У него был другой, куда как более весомый повод для отчаяния. Он опустел, как проколотый мешок. Он не был способен придумать даже текст для поздравительной открытки. Идеи, кураж, слова, образы – все это куда-то подевалось; Влад чувствовал себя шкурой медведя, когда-то могучего и грозного. Медведя выпотрошили (кто? когда? как?!), шкуру набили соломой и отрубями. Зверь выглядит, как прежде, у него каким-то образом сохранилось ясное сознание – но не осталось воли, желаний, утонула искорка, бегущая по экрану монитора, затих голос, когда-то диктовавший слова и строки, диктовавший давно, со школьных еще времен, когда Влад писал в школьной тетради про пришельцев и роботов…
Иногда он садился к компьютеру и усаживал перед собой тряпичного Гран-Грэма. Он набирал фразу, которую хотелось сразу же убить – пока никто не прочитал. Он убивал эту фразу и писал новую, ничуть не лучше. Убивал и ее; долго сидел, ожидая, пока что-то сдвинется в мозгу. Перечитывал отрывки, написанные раньше, несколько месяцев назад; иногда правил их, иногда отправлял в корзину. Слова не шли, внутренний голос молчал, Влад чувствовал себя покойником, по ошибке затесавшимся среди гостей на веселом банкете.
Он ненавидел себя все больше. Это было скверное, разрушающее чувство, Влад сам это понимал. Что- то внутри него требовало постоянного, все более громкого нытья. Видеть себя ничтожеством, жалким и беспомощным, видеть себя паразитом, бездельником, бездарностью – вот чего хотело это неведомое что- то; предвидеть впереди катастрофы и болезни, распад, разложение, бесславный конец – вот от чего внутренний червячок пьянел, впадая во мрачную эйфорию.
Влад умел отделять себя от сытого самобичеванием червячка. Но не всегда умел противостоять ему; как ни странно, но лучшим – и самым надежным – союзником в борьбе с депрессией оказалась Анжела.
Впервые за много месяцев она была с ним рядом не только «снаружи», но и «внутри». Они делили один номер на двоих, более того, они делили постель; Владу все больше казалось, что он привязан к Анжеле не только узами.
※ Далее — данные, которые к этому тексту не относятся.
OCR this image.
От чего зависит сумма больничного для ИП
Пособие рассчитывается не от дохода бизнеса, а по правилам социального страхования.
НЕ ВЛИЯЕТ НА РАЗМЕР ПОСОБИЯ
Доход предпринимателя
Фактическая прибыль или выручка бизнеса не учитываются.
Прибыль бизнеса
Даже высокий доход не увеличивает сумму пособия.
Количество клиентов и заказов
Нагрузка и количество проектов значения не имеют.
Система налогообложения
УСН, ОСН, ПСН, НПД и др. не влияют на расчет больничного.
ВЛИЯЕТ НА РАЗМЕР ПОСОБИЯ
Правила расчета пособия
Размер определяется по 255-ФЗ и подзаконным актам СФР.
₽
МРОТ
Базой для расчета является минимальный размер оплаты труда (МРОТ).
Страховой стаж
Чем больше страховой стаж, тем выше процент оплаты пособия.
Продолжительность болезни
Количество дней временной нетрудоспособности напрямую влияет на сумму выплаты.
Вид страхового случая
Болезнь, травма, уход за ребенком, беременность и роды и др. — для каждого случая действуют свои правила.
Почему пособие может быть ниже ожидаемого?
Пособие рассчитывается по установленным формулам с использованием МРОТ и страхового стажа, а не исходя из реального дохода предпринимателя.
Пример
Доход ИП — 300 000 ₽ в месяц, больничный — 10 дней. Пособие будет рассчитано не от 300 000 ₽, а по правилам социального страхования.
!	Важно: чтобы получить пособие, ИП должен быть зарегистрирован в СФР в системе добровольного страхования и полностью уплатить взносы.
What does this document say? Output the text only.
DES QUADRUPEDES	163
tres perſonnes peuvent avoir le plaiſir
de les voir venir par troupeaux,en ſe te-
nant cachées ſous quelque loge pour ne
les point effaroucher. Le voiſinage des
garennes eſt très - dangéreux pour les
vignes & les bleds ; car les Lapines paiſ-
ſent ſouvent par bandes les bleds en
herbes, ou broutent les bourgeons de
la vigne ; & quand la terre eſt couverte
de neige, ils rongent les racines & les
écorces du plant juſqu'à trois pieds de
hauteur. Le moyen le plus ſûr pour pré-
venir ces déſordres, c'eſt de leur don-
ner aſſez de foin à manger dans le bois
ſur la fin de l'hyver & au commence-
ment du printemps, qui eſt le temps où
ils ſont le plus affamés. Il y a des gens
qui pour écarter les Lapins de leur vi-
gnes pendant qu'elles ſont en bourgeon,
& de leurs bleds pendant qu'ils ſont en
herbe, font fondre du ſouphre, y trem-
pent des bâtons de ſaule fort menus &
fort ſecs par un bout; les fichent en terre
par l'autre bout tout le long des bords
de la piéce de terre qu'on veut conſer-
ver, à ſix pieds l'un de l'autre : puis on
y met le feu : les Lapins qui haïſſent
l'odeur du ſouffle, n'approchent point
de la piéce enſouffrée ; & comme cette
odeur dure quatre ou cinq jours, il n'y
Более того – теперь, обнимая ее, он начисто забывал об узах.
Он смотрел на нее другими глазами. Впрочем, она изменилась тоже, и Влад даже гордился – потихоньку от Анжелы и в тайне от себя самого, – что ему удалось инициировать Анжелино перерождение. Что его стараниями – часто невольными – на свет явился новый человек. Счастливый, и, кажется, любящий.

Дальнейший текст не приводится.